His research expertise is in characterizing, modeling, and simulating the behavior of infrastructure materials exposed to a wide variety of conditions. His work has led to major cost savings in the multi-billion-dollar U.S. highway industry.
His pioneering vision led him to receive National Science Foundation grants, Department of Defense grants, and a National Cooperative Highway Research Program project.
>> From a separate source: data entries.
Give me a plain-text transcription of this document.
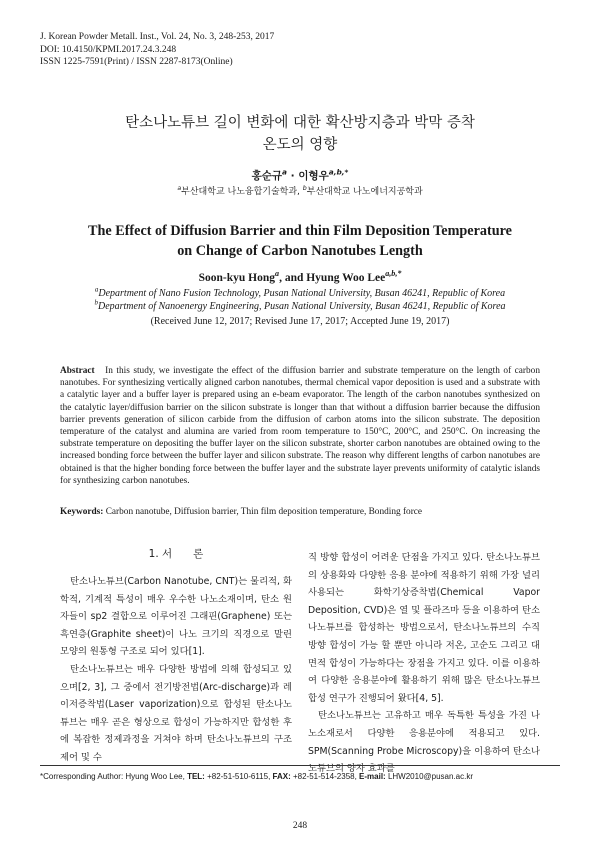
J. Korean Powder Metall. Inst., Vol. 24, No. 3, 248-253, 2017
DOI: 10.4150/KPMI.2017.24.3.248
ISSN 1225-7591(Print) / ISSN 2287-8173(Online)
탄소나노튜브 길이 변화에 대한 확산방지층과 박막 증착
온도의 영향
홍순규$^a$ · 이형우$^{a,b,*}$
$^a$부산대학교 나노융합기술학과, $^b$부산대학교 나노에너지공학과
The Effect of Diffusion Barrier and thin Film Deposition Temperature
on Change of Carbon Nanotubes Length
Soon-kyu Hong$^a$, and Hyung Woo Lee$^{a,b,*}$
$^a$Department of Nano Fusion Technology, Pusan National University, Busan 46241, Republic of Korea
$^b$Department of Nanoenergy Engineering, Pusan National University, Busan 46241, Republic of Korea
(Received June 12, 2017; Revised June 17, 2017; Accepted June 19, 2017)
Abstract In this study, we investigate the effect of the diffusion barrier and substrate temperature on the length of carbon nanotubes. For synthesizing vertically aligned carbon nanotubes, thermal chemical vapor deposition is used and a substrate with a catalytic layer and a buffer layer is prepared using an e-beam evaporator. The length of the carbon nanotubes synthesized on the catalytic layer/diffusion barrier on the silicon substrate is longer than that without a diffusion barrier because the diffusion barrier prevents generation of silicon carbide from the diffusion of carbon atoms into the silicon substrate. The deposition temperature of the catalyst and alumina are varied from room temperature to 150°C, 200°C, and 250°C. On increasing the substrate temperature on depositing the buffer layer on the silicon substrate, shorter carbon nanotubes are obtained owing to the increased bonding force between the buffer layer and silicon substrate. The reason why different lengths of carbon nanotubes are obtained is that the higher bonding force between the buffer layer and the substrate layer prevents uniformity of catalytic islands for synthesizing carbon nanotubes.
Keywords: Carbon nanotube, Diffusion barrier, Thin film deposition temperature, Bonding force
1. 서　　론

탄소나노튜브(Carbon Nanotube, CNT)는 물리적, 화학적, 기계적 특성이 매우 우수한 나노소재이며, 탄소 원자들이 sp2 결합으로 이루어진 그래핀(Graphene) 또는 흑연층(Graphite sheet)이 나노 크기의 직경으로 말린 모양의 원통형 구조로 되어 있다[1].

탄소나노튜브는 매우 다양한 방법에 의해 합성되고 있으며[2, 3], 그 중에서 전기방전법(Arc-discharge)과 레이저증착법(Laser vaporization)으로 합성된 탄소나노튜브는 매우 곧은 형상으로 합성이 가능하지만 합성한 후에 복잡한 정제과정을 거쳐야 하며 탄소나노튜브의 구조 제어 및 수

직 방향 합성이 어려운 단점을 가지고 있다. 탄소나노튜브의 상용화와 다양한 응용 분야에 적용하기 위해 가장 널리 사용되는 화학기상증착법(Chemical Vapor Deposition, CVD)은 열 및 플라즈마 등을 이용하여 탄소나노튜브를 합성하는 방법으로서, 탄소나노튜브의 수직 방향 합성이 가능 할 뿐만 아니라 저온, 고순도 그리고 대면적 합성이 가능하다는 장점을 가지고 있다. 이를 이용하여 다양한 응용분야에 활용하기 위해 많은 탄소나노튜브 합성 연구가 진행되어 왔다[4, 5].

탄소나노튜브는 고유하고 매우 독특한 특성을 가진 나노소재로서 다양한 응용분야에 적용되고 있다. SPM(Scanning Probe Microscopy)을 이용하여 탄소나노튜브의 양자 효과를

*Corresponding Author: Hyung Woo Lee, TEL: +82-51-510-6115, FAX: +82-51-514-2358, E-mail: LHW2010@pusan.ac.kr
248
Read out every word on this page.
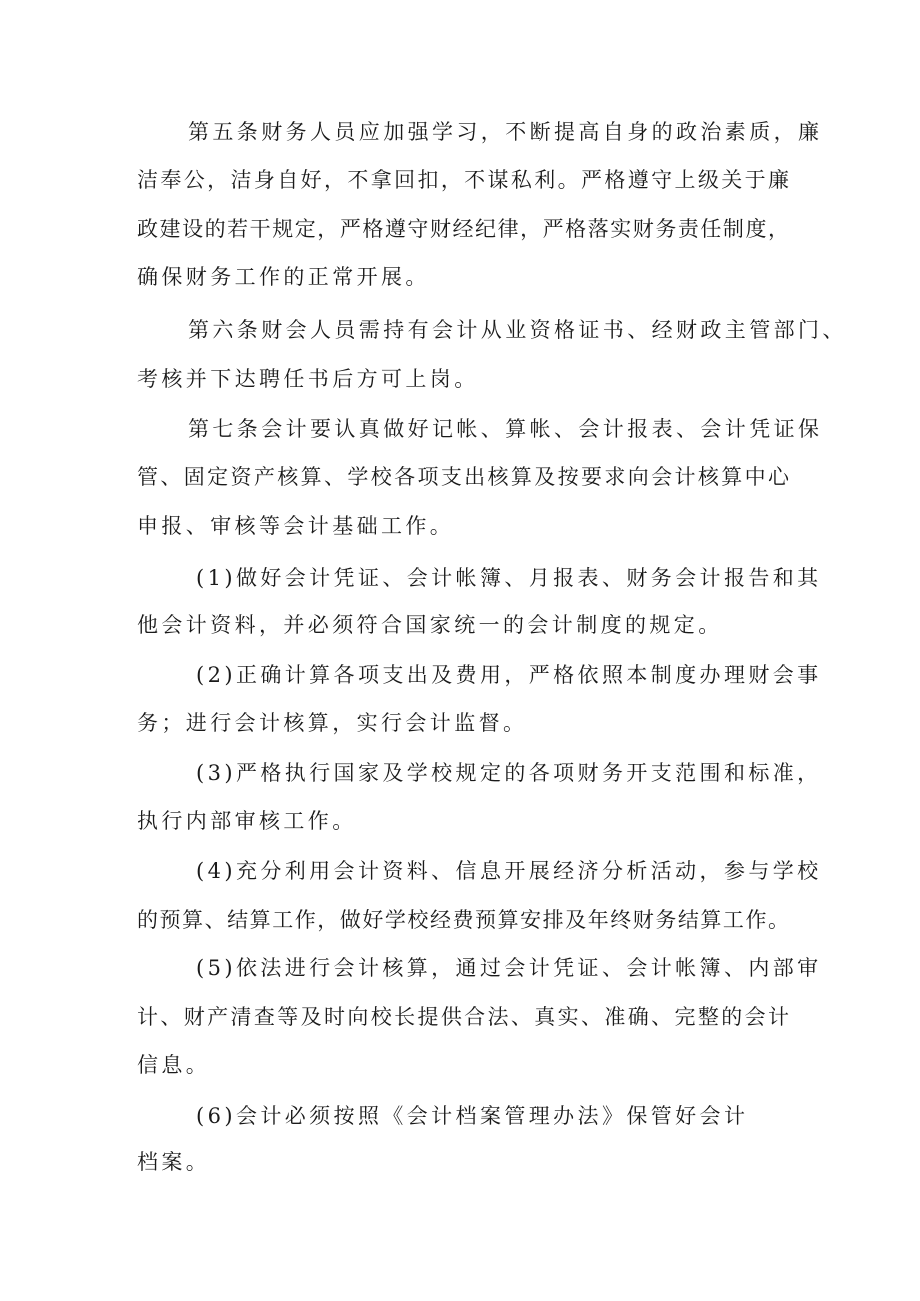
第五条财务人员应加强学习，不断提高自身的政治素质，廉
洁奉公，洁身自好，不拿回扣，不谋私利。严格遵守上级关于廉
政建设的若干规定，严格遵守财经纪律，严格落实财务责任制度，
确保财务工作的正常开展。
第六条财会人员需持有会计从业资格证书、经财政主管部门、
考核并下达聘任书后方可上岗。
第七条会计要认真做好记帐、算帐、会计报表、会计凭证保
管、固定资产核算、学校各项支出核算及按要求向会计核算中心
申报、审核等会计基础工作。
(1)做好会计凭证、会计帐簿、月报表、财务会计报告和其
他会计资料，并必须符合国家统一的会计制度的规定。
(2)正确计算各项支出及费用，严格依照本制度办理财会事
务；进行会计核算，实行会计监督。
(3)严格执行国家及学校规定的各项财务开支范围和标准，
执行内部审核工作。
(4)充分利用会计资料、信息开展经济分析活动，参与学校
的预算、结算工作，做好学校经费预算安排及年终财务结算工作。
(5)依法进行会计核算，通过会计凭证、会计帐簿、内部审
计、财产清查等及时向校长提供合法、真实、准确、完整的会计
信息。
(6)会计必须按照《会计档案管理办法》保管好会计
档案。
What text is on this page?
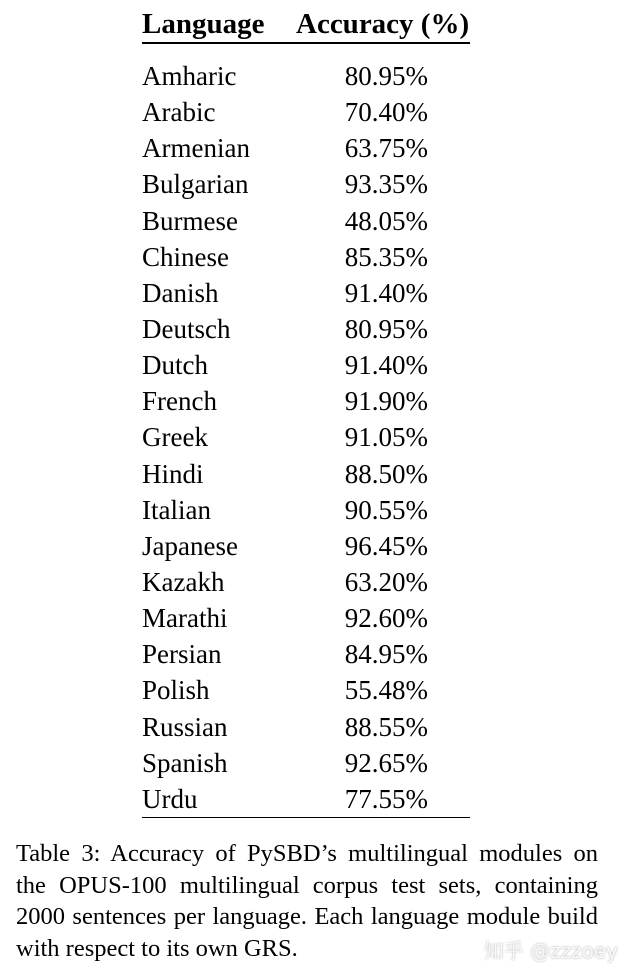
Language	Accuracy (%)
Amharic	80.95%
Arabic	70.40%
Armenian	63.75%
Bulgarian	93.35%
Burmese	48.05%
Chinese	85.35%
Danish	91.40%
Deutsch	80.95%
Dutch	91.40%
French	91.90%
Greek	91.05%
Hindi	88.50%
Italian	90.55%
Japanese	96.45%
Kazakh	63.20%
Marathi	92.60%
Persian	84.95%
Polish	55.48%
Russian	88.55%
Spanish	92.65%
Urdu	77.55%
Table 3: Accuracy of PySBD’s multilingual modules on the OPUS-100 multilingual corpus test sets, containing 2000 sentences per language. Each language module build with respect to its own GRS.	知乎 @zzzoey
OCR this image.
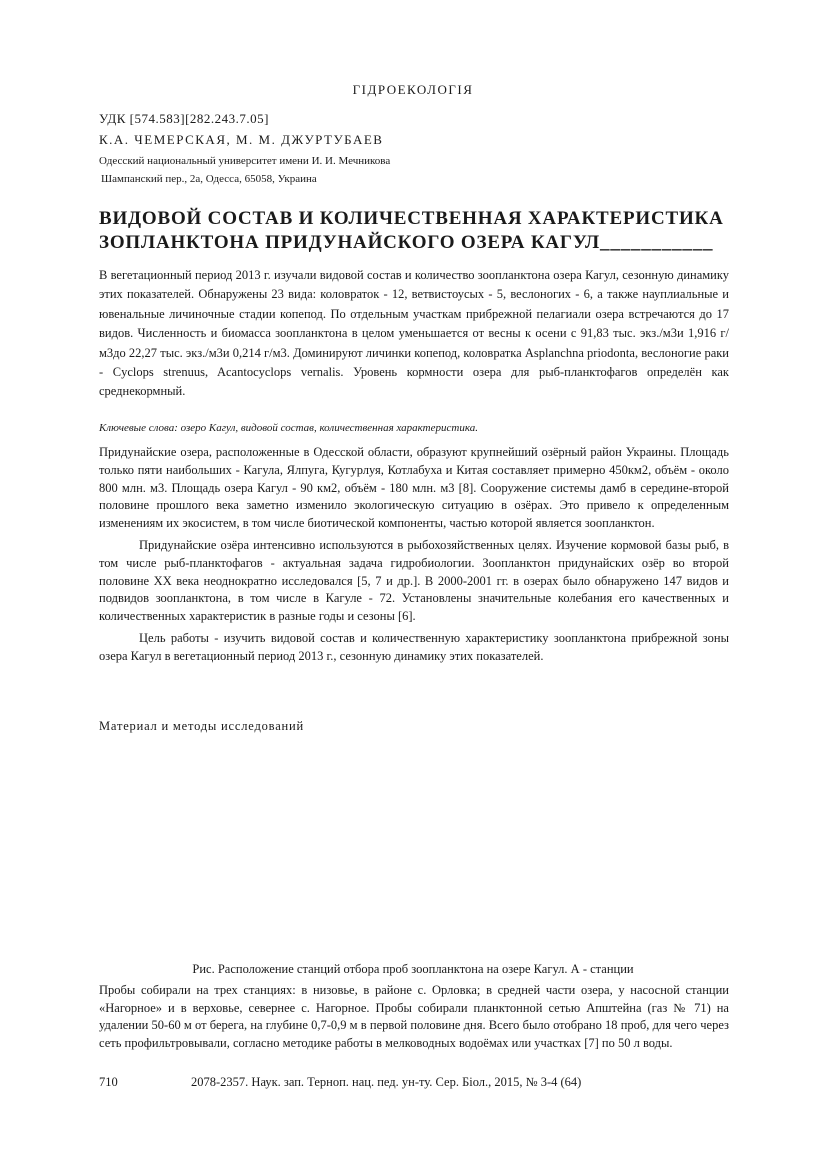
ГІДРОЕКОЛОГІЯ
УДК [574.583][282.243.7.05]
К.А. ЧЕМЕРСКАЯ, М. М. ДЖУРТУБАЕВ
Одесский национальный университет имени И. И. Мечникова
Шампанский пер., 2а, Одесса, 65058, Украина
ВИДОВОЙ СОСТАВ И КОЛИЧЕСТВЕННАЯ ХАРАКТЕРИСТИКА
ЗОПЛАНКТОНА ПРИДУНАЙСКОГО ОЗЕРА КАГУЛ___________

В вегетационный период 2013 г. изучали видовой состав и количество зоопланктона озера Кагул, сезонную динамику этих показателей. Обнаружены 23 вида: коловраток - 12, ветвистоусых - 5, веслоногих - 6, а также науплиальные и ювенальные личиночные стадии копепод. По отдельным участкам прибрежной пелагиали озера встречаются до 17 видов. Численность и биомасса зоопланктона в целом уменьшается от весны к осени с 91,83 тыс. экз./м3и 1,916 г/м3до 22,27 тыс. экз./м3и 0,214 г/м3. Доминируют личинки копепод, коловратка Asplanchna priodonta, веслоногие раки - Cyclops strenuus, Acantocyclops vernalis. Уровень кормности озера для рыб-планктофагов определён как среднекормный.

Ключевые слова: озеро Кагул, видовой состав, количественная характеристика.

Придунайские озера, расположенные в Одесской области, образуют крупнейший озёрный район Украины. Площадь только пяти наибольших - Кагула, Ялпуга, Кугурлуя, Котлабуха и Китая составляет примерно 450км2, объём - около 800 млн. м3. Площадь озера Кагул - 90 км2, объём - 180 млн. м3 [8]. Сооружение системы дамб в середине-второй половине прошлого века заметно изменило экологическую ситуацию в озёрах. Это привело к определенным изменениям их экосистем, в том числе биотической компоненты, частью которой является зоопланктон.

Придунайские озёра интенсивно используются в рыбохозяйственных целях. Изучение кормовой базы рыб, в том числе рыб-планктофагов - актуальная задача гидробиологии. Зоопланктон придунайских озёр во второй половине XX века неоднократно исследовался [5, 7 и др.]. В 2000-2001 гг. в озерах было обнаружено 147 видов и подвидов зоопланктона, в том числе в Кагуле - 72. Установлены значительные колебания его качественных и количественных характеристик в разные годы и сезоны [6].

Цель работы - изучить видовой состав и количественную характеристику зоопланктона прибрежной зоны озера Кагул в вегетационный период 2013 г., сезонную динамику этих показателей.

Материал и методы исследований
Рис. Расположение станций отбора проб зоопланктона на озере Кагул. А - станции

Пробы собирали на трех станциях: в низовье, в районе с. Орловка; в средней части озера, у насосной станции «Нагорное» и в верховье, севернее с. Нагорное. Пробы собирали планктонной сетью Апштейна (газ № 71) на удалении 50-60 м от берега, на глубине 0,7-0,9 м в первой половине дня. Всего было отобрано 18 проб, для чего через сеть профильтровывали, согласно методике работы в мелководных водоёмах или участках [7] по 50 л воды.

710	2078-2357. Наук. зап. Терноп. нац. пед. ун-ту. Сер. Біол., 2015, № 3-4 (64)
He has led more than 50 research projects funded by the National Science Foundation, Department of Defense, Federal Highway Administration, National Cooperative Highway Research Program, Department of Transportation, and other agencies.
Realizing the potential of his emerging research area, the National Science Foundation sponsored the First International Workshop on Microstructure and Micromechanics of Stone-based Infrastructure Materials, and Wang served as the chair.
Wang is a leading researcher on asphalt mechanics and the author of more than 110 journal and proceeding articles and 50 project reports; he has edited or co-edited proceedings, special publications, and special issues of journals; and has delivered many invited talks, including two keynote speeches.
His research integrates modeling and simulation with experimental measurements, with a focus on the material genome; multiscale characterization, modeling and simulation; smart and sustainable technologies; energy harvesting; civil infrastructure health monitoring; innovative infrastructure assessment and performance predictions; high-performance and multifunctional materials; pavement testing and mechanistic pavement design; infrastructure preservation and management; and application of remote sensing and imaging techniques.
He has been a member of several National Cooperative Highway Research Program Project Panels and the Federal Highway Administration Expert Task Group on Fundamental Properties and Advanced Modeling of Asphalt.
He received his bachelor’s degree in hydraulic engineering from Hohai University, a master’s degree in geotechnical engineering from Tongji University, and a doctoral degree in civil engineering from Georgia Tech with a minor in engineering mechanics. In between, he worked in industry as a design engineer and a consulting engineer for nine years, involved in wide areas in hydraulic engineering planning, geotechnical and structural engineering for power plants, and material testing and evaluations for highways.